Запустил мотор и, даже не взглянув на берег – ему махали и кричали что-то, – унесся вверх по притоку. И встречный ветер слегка остудил голову, привел в чувство. Заехав на стан, он взял два запасных бака с бензином и снова погнал лодку к залому. Быть такого не могло, чтобы люди ходили, не оставляя следов, или делались вовсе невидимыми! Просто он впопыхах, да еще ночью, при фонарике, не заметил, сосредоточился на другой задаче – устроить засаду, и что-то упустил, недосмотрел. Да и Женя – не кукла, не покорная безропотная отроковица, которую ведут в плен; даже если ее связали, заткнули рот, посадили в мешок, все равно должна дать какой-нибудь знак, мету оставить, зная, что он будет искать. Пусть даже вначале испугается, потеряет самообладание, но обязательно придет в себя, и очень скоро. Первый разряд по пулевой стрельбе не получить, не имея упорства, хладнокровия и выдержки. Даже если у тебя муж – мастер спорта международного класса…

Хотя бы веточку заломила, отпечаток сапога оставила!
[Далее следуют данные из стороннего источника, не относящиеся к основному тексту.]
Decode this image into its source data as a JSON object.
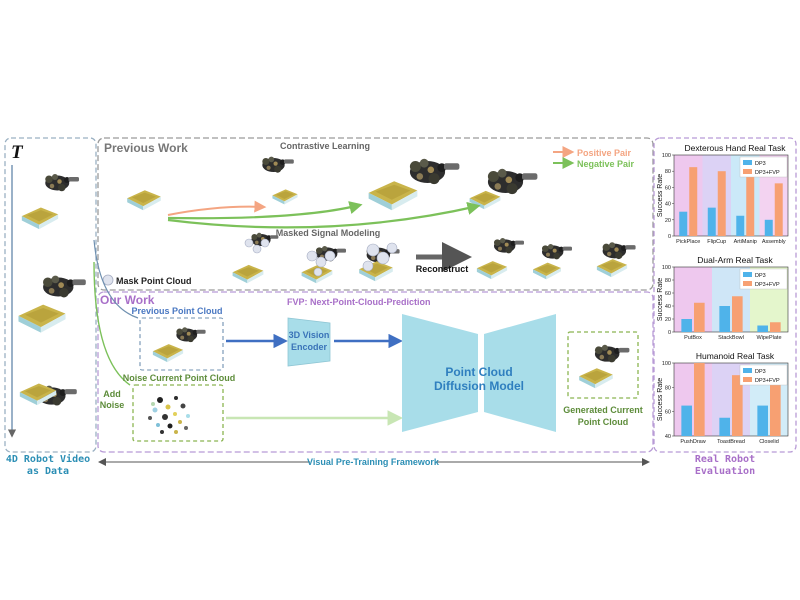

Он причалил не к берегу, а к залому, привязал лодку и поднялся наверх. Он не считал себя особо одаренным следопытом, но с детства занимался охотой, на пару со своим одноклассником, который потом закончил институт и стал охотоведом района. И уже работая геологом, занятия этого не оставил, зимой с бригадой бегал за сохатыми по старым вырубам вокруг Гнилой Прорвы, весной ходил на глухариные тока, а летом, в маршрутах, добыл двух медведей с лабазов, устроенных в прибрежных черемушниках, куда зверь выходил на кормежку. Распутывать следы было, в общем-то, привычным делом.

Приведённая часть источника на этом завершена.